Cardiac Rehabilitation Model
CMS is also finalizing a new Cardiac Rehabilitation (CR) incentive payment model to test the use of CR and intensive cardiac rehabilitation (ICR) services for beneficiaries hospitalized for treatment of an AMI or CABG for 90 days post-hospital discharge, where the beneficiary’s overall care is paid under either an EPM or the Medicare FFS program. CR incentive payments will be available to hospital participants in 45 geographic areas that were selected for the CABG and AMI EPMs and 45 geographic areas that were not selected for the EPM program, and it will cover the same period as the cardiac care EPMs.
Under this model, CMS will make standard Medicare payments to providers for CR/ICR services (HCPCS codes 93797, 93798, G0422, and G0423), with an additional retrospective payment to participant hospitals based on total CR service use by beneficiaries attributed to the hospital (subject to Medicare coverage limits). CMS will make an initial payment of $25 per CR/ICR service for each of the first 11 CR/ICR services paid for by Medicare during the care period; after 11 services, the per-service payment increases to $175.

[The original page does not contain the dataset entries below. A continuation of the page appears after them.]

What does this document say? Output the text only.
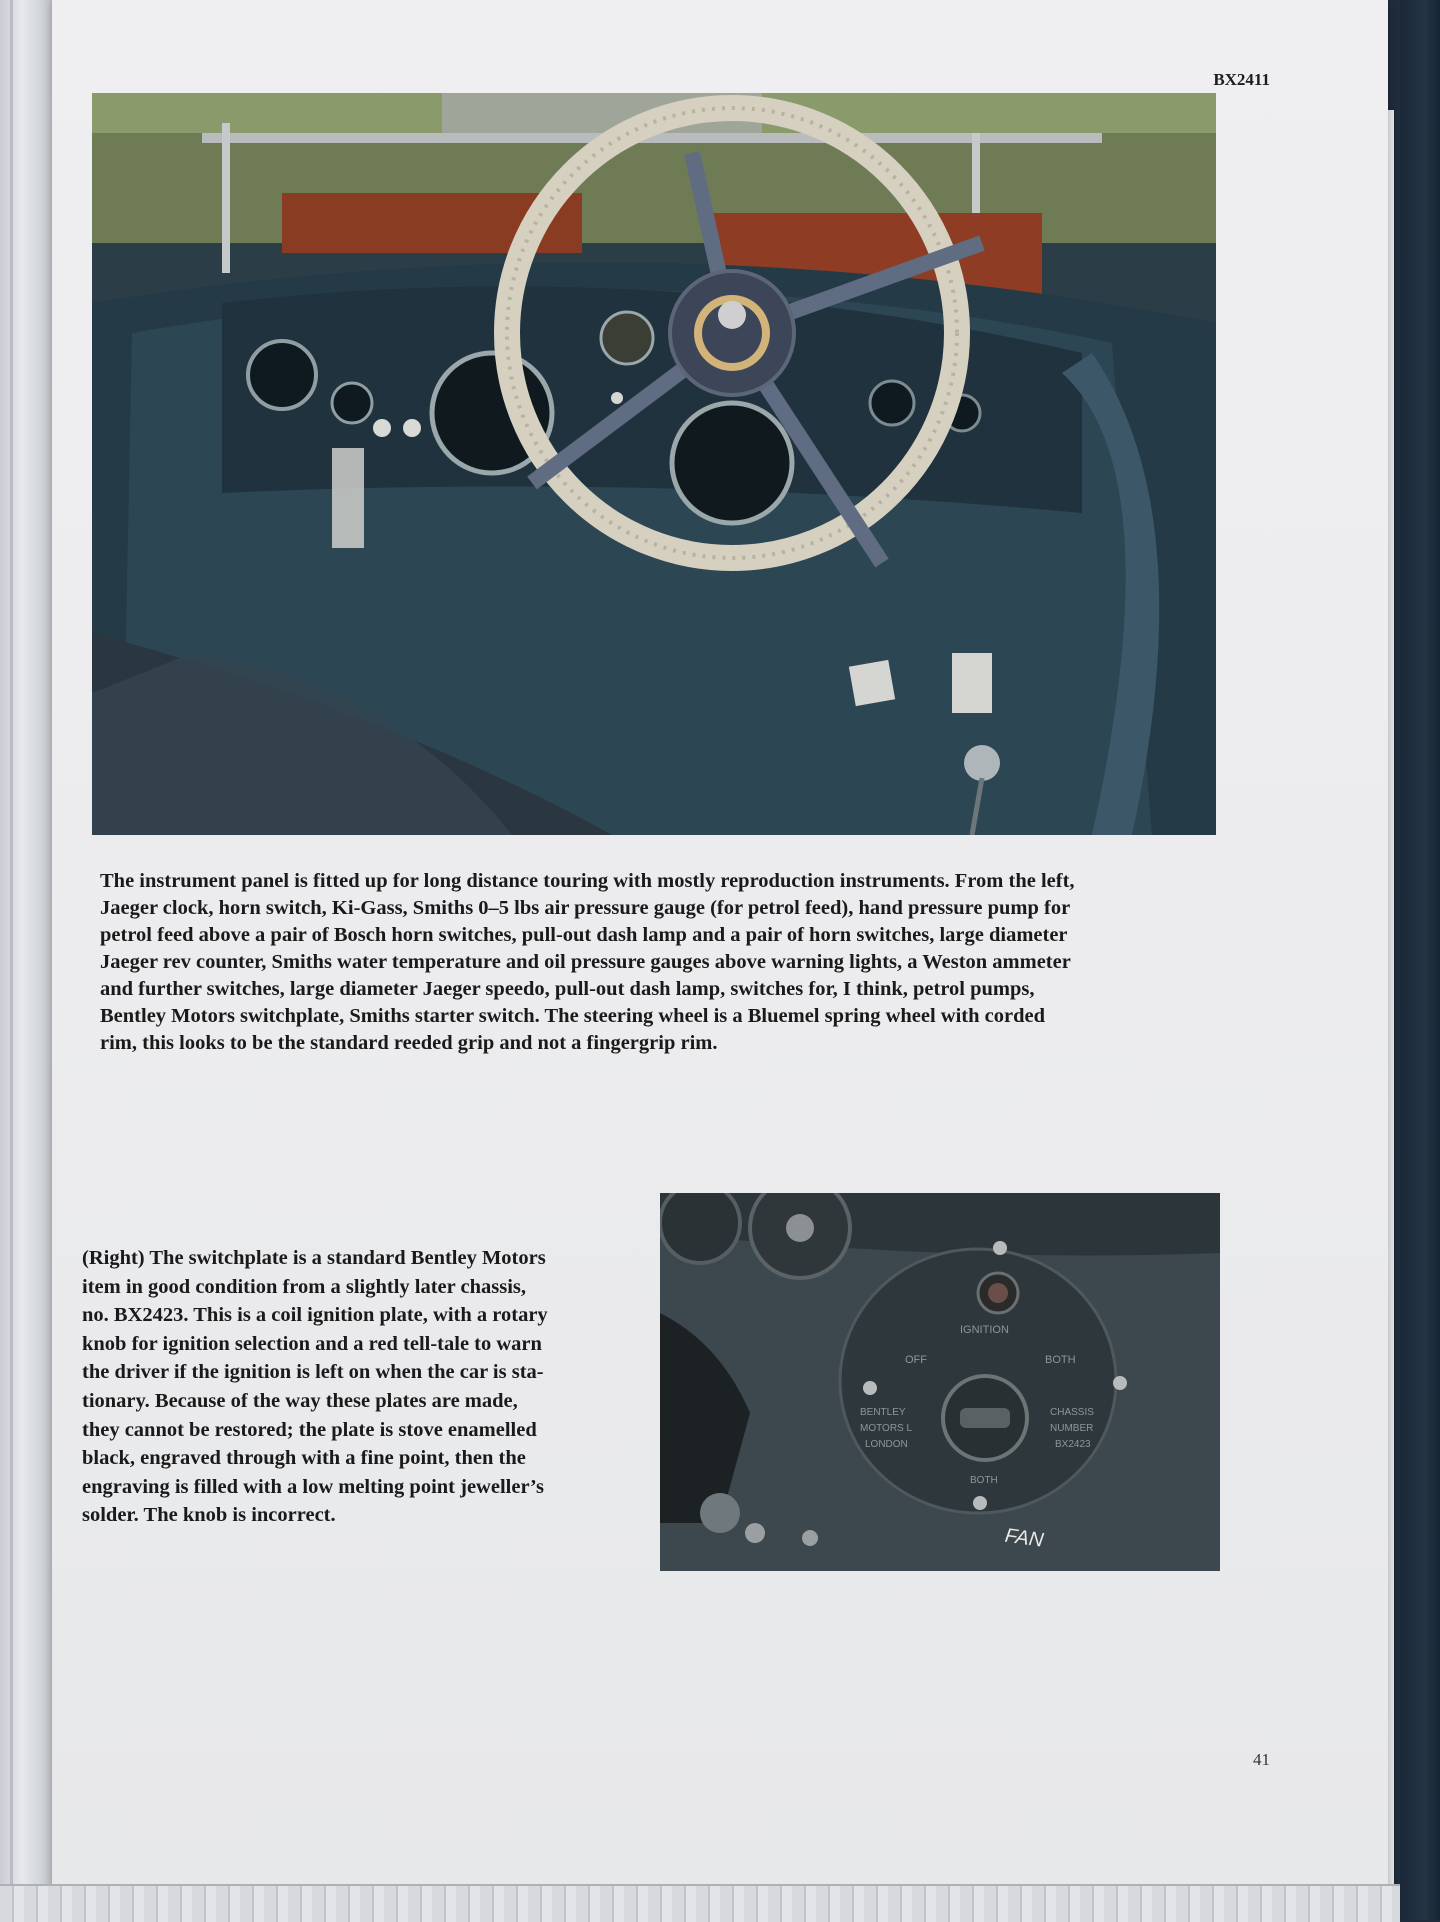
BX2411
The instrument panel is fitted up for long distance touring with mostly reproduction instruments. From the left,
Jaeger clock, horn switch, Ki-Gass, Smiths 0–5 lbs air pressure gauge (for petrol feed), hand pressure pump for
petrol feed above a pair of Bosch horn switches, pull-out dash lamp and a pair of horn switches, large diameter
Jaeger rev counter, Smiths water temperature and oil pressure gauges above warning lights, a Weston ammeter
and further switches, large diameter Jaeger speedo, pull-out dash lamp, switches for, I think, petrol pumps,
Bentley Motors switchplate, Smiths starter switch. The steering wheel is a Bluemel spring wheel with corded
rim, this looks to be the standard reeded grip and not a fingergrip rim.
(Right) The switchplate is a standard Bentley Motors
item in good condition from a slightly later chassis,
no. BX2423. This is a coil ignition plate, with a rotary
knob for ignition selection and a red tell-tale to warn
the driver if the ignition is left on when the car is sta-
tionary. Because of the way these plates are made,
they cannot be restored; the plate is stove enamelled
black, engraved through with a fine point, then the
engraving is filled with a low melting point jeweller’s
solder. The knob is incorrect.
IGNITION
OFF	BOTH
BENTLEY
MOTORS L
LONDON
CHASSIS
NUMBER
BX2423
BOTH
FAN
41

CMS estimates that 1,320 hospitals will participate in the CR Incentive Payment Model, and that the model’s impact on Medicare spending could range between $29 million in net Medicare costs and $32 million in net Medicare savings from July 2017 through December 2024, depending on the change in utilization of CR/ICR services.
Changes to CJR Program
The final rule adopts numerous changes to CJR program rules, including modifications to promote consistency with other EPM policies. Among many other things, the final rule: modifies the calculation of quality adjusted target prices for Performance Years 3, 4, and 5 to include reconciliation and repayment amounts; revises beneficiary inclusion criteria; adopts changes to the reconciliation process; clarifies determinations that may be appealed; streamlines beneficiary notification requirements; expands the permissible types of CJR collaborators; revises SNF waiver policies; and modifies the terms for CJR sharing arrangements.
Medicare ACO Track 1+ Model
Separate from the final rule, CMS announced a new Medicare ACO Track 1+ Model incorporating more limited downside risk than in Tracks 2 or 3 of the Medicare Shared Savings Program. This model, which will begin in 2018, will qualify as an Advanced APM for purposes of the Quality Payment Program.